Once Letterman retires, NYC wants the Late Show to Stay Here
- New York 04/04/2014 (WBAI)

Dave Letterman surprised his late night audience on Thursday night by announcing that he is retiring in 2015, when his current contract expires.  He turns 67 next week.  Letterman gave no specific date, but said he'd leave some time in the not too distant future, "2015, for the love of God, Paul and I will be wrapping things up." 

Letterman has been the host of a late night talk program for more than thirty years.  He told viewers he called CBS chairman Leslie Moonves, "I phoned him just before the program, and I said, 'Leslie, it's been great, you've been great, and the network has been great, but I'm retiring.'"

The Late Show broadcasts from the Ed Sullivan Theater in New York City.
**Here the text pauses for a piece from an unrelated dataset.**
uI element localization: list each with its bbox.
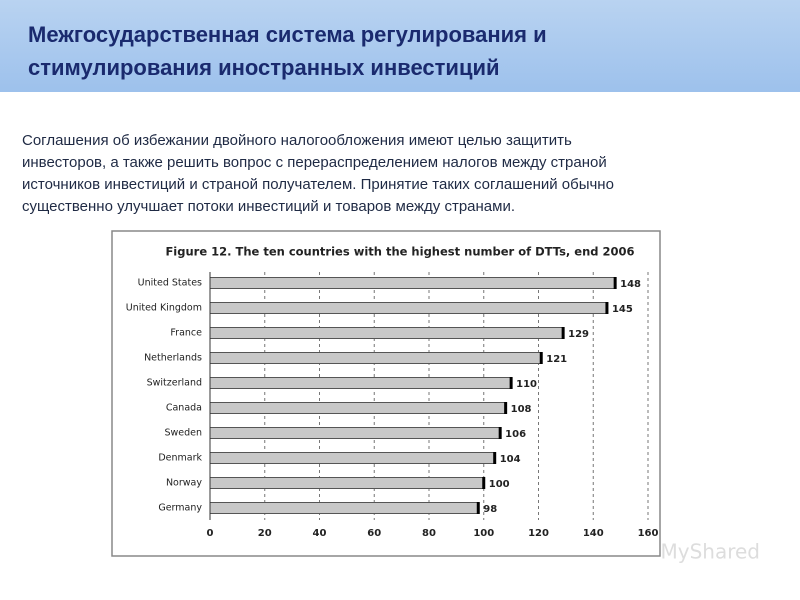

Already Los Angeles Mayor Eric Garcetti sent an open letter to the CBS chair asking  Moonves to move the program in its next incarnation to LA.  New York City Council Speaker Melissa Mark Viverito put in her own request to Moonves, to keep the Late Show right where it is, here in New York.

April 4, 2014

Leslie Moonves

President & CEO CBS Corporation

51 West 52nd Street New York, NY 10019

Dear Mr. Moonves:

The recent announcement that David Letterman will be retiring as the host of The Late Show was sad and surprising news to myself and to millions of other New Yorkers. For 32 years, The Late Show has been a proud part of New York City's amazing entertainment culture. That is why I'm writing to urge you to keep future production and filming of The Late Show right here in New York City, where the program began and where David Letterman found such great success. New York City has always been the home of The Late Show, and nothing could be better for the future of the program than to continue in that tradition when the torch is passed to a new host. On top of that, New York continues to be a great place to film. While popular programs are leaving other cities, they're flocking to New York in record numbers. In fact, between the 2011 and 2014, the number of TV series produced in New York City shot up from 18 to 27. We also greatly appreciate and understand the industry's ability to create good jobs and support small businesses.

Beyond that, The Late Show has always been an iconic presence of New York City's rich entertainment industry. The history between this city and The Late Show is a defining characteristic which viewers all over America recognize and appreciate. What better place for The Late Show than The City That Never Sleeps? I look forward to many more years of the relationship between our city and The Late Show.